As a prolific photographer for House Beautiful, Better Homes and Gardens, Architectural Digest, and Sunset magazine, Maynard L. Parker (1900-1976) was a pioneer in documenting residential spaces and landscapes for postwar America. His extensively published, sun-kissed brand of photography made him a critical contributor to domestic design culture from the 1940s into the 1960s. Parker's lens revealed the homes and lifestyles of affluent Americans and celebrities, including Judy Garland, Clark Gable, and Bing Crosby, as well as the interiors, gardens, and built works of Samuel Marx, Frank Lloyd Wright, Thomas Church, and Cliff May, offering an alluring template for living in a new consumer age.
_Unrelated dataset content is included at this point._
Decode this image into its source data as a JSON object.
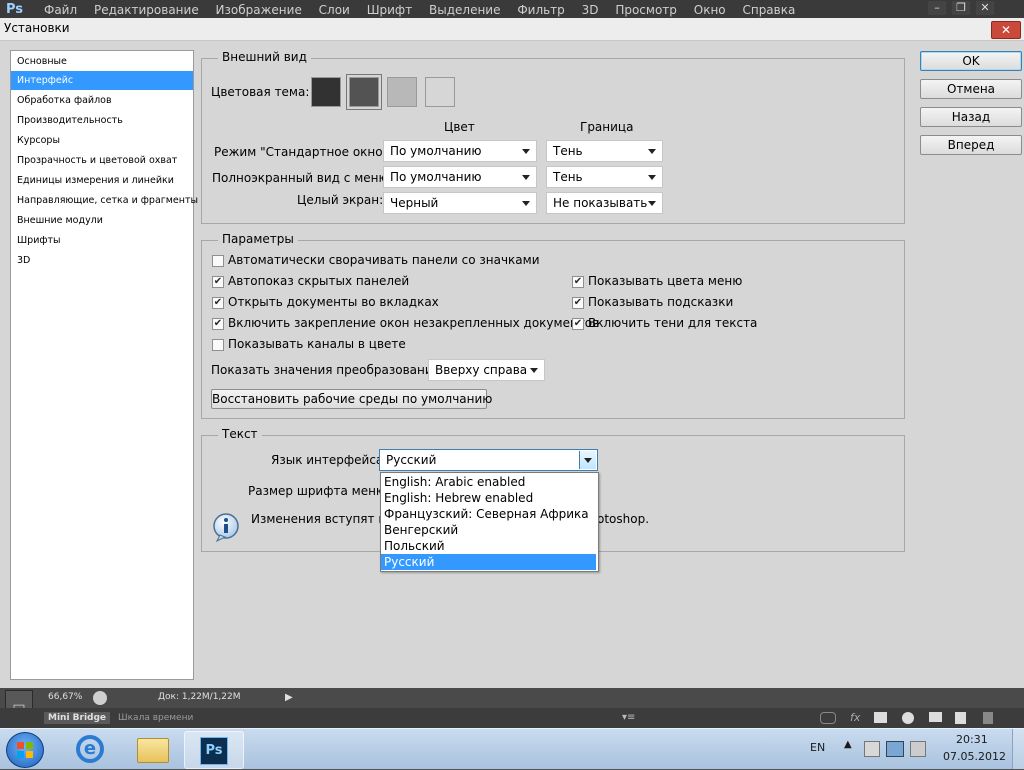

Maynard L. Parker: Modern Photography and the American Dream is the first monograph to consider Parker and his work. Lavishly illustrated essays by leading scholars set Parker's photography against the backdrop of an unprecedented demographic shift, the Cold War, and a suburban society increasingly fixated on consumption.
Jennifer A. Watts is curator of photographs at The Huntington Library and editor of Edward Weston: A Legacy. Edward R. Bosley is director of the Gamble House in Pasadena, California. Daniel P. Gregory is former senior editor of Sunset magazine. Christopher Hawthorne is architecture critic for the Los Angeles Times. Elaine Tyler May is professor of American studies at the University of Minnesota. Monica Penick is assistant professor in design studies at the University of Wisconsin-Madison. Charles Phoenix is an author and performer. D. J. Waldie is a contributing editor for the Los Angeles Times. Sam Watters is an architectural and cultural historian.